I giovani sono i nuovi poveri, che mai potranno permettersi ciò che i loro genitori hanno avuto – nel caso di Ansa, la possibilità di comprare una casa ad Helsinki, nella capitale dello stato.I due millennials protagonisti non sono nativi digitali, come nessun nato prima del 1997 lo è, ma la musica scelta da Kaurismaki a rappresentare la Finlandia è estremamente moderna: l’apparizione delle Maustetytöt (“Spice girls”, in finlandese), duo di sorelle Electro-pop, è sia un omaggio a David Lynch che una summa del mal di vivere dei millennials – infatti, il titolo del brano presente in Foglie al Vento è traducibile come “Nata dal dolore e vestita di delusione“: speranze morte prima ancora di nascere, in un mondo dove una guerra antica e distruttrice ha lasciato il posto a mille, piccolissime guerre personali ma solitarie – senza nome. Né Ansa né Holappa hanno interesse per i nomi delle cose, e Ansa neppure dà un nome alla cagnolina che adotta ma che visibilmente adora: la parola è intrinsecamente inganno, e presuppone un grado di fiducia altissimo verso l’interlocutore; astrazione. Nessuno, nel mondo di Foglie al Vento, è degno di tale atto di fede. Le parole, poche, quando pronunciate, sono di significato vago e non importante; parlare è troppo stancante, meglio che siano le azioni a parlare per loro. Lavorare ogni giorno per un contratto a zero ore drena ogni energia rimasta; il chiacchiericcio è spreco.

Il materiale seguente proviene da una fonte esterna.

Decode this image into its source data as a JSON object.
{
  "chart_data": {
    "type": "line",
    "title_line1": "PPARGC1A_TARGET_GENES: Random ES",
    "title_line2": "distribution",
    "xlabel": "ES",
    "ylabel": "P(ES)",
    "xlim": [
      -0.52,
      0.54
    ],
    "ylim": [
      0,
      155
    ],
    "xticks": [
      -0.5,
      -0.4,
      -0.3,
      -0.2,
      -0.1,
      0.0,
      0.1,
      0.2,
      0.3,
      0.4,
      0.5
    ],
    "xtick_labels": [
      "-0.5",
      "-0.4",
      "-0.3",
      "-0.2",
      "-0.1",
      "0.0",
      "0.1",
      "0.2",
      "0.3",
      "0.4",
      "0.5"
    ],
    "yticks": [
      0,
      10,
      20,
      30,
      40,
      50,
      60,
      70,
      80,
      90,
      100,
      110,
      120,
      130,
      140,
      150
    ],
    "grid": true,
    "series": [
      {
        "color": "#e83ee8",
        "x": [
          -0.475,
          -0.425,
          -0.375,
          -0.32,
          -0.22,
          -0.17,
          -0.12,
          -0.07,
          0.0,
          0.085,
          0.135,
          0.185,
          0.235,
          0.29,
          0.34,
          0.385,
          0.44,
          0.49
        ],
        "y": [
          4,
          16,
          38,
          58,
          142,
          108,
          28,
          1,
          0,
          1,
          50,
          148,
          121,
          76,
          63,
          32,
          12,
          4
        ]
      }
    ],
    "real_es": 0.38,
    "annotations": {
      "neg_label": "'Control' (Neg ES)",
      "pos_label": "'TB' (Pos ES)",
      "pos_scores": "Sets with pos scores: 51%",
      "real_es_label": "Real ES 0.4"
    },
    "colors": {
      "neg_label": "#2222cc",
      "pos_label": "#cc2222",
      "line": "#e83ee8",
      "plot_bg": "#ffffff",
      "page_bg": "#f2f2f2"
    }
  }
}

L’affetto che finisce per legare i due protagonisti è volutamente ambiguo: onesta unione di due solitudini o cinica necessità di non rimanere soli? Speranza che qualcuno sia lì a farti fuori per la seconda volta quando ti trasformerai in Zombie durante l’apocalisse?
Foglie al Vento è la miglior commedia romantica del 2023: apparentemente leggera e ridanciana, nelle pose statiche stile American Gothic dei personaggi di Kaurismaki, ma, in realtà, analisi della triste situazione della gioventù europea – figlia di un mondo morente, le foglie dei cui alberi cadono, marciscono, ma non danno origine a nuova vita. Non per ora.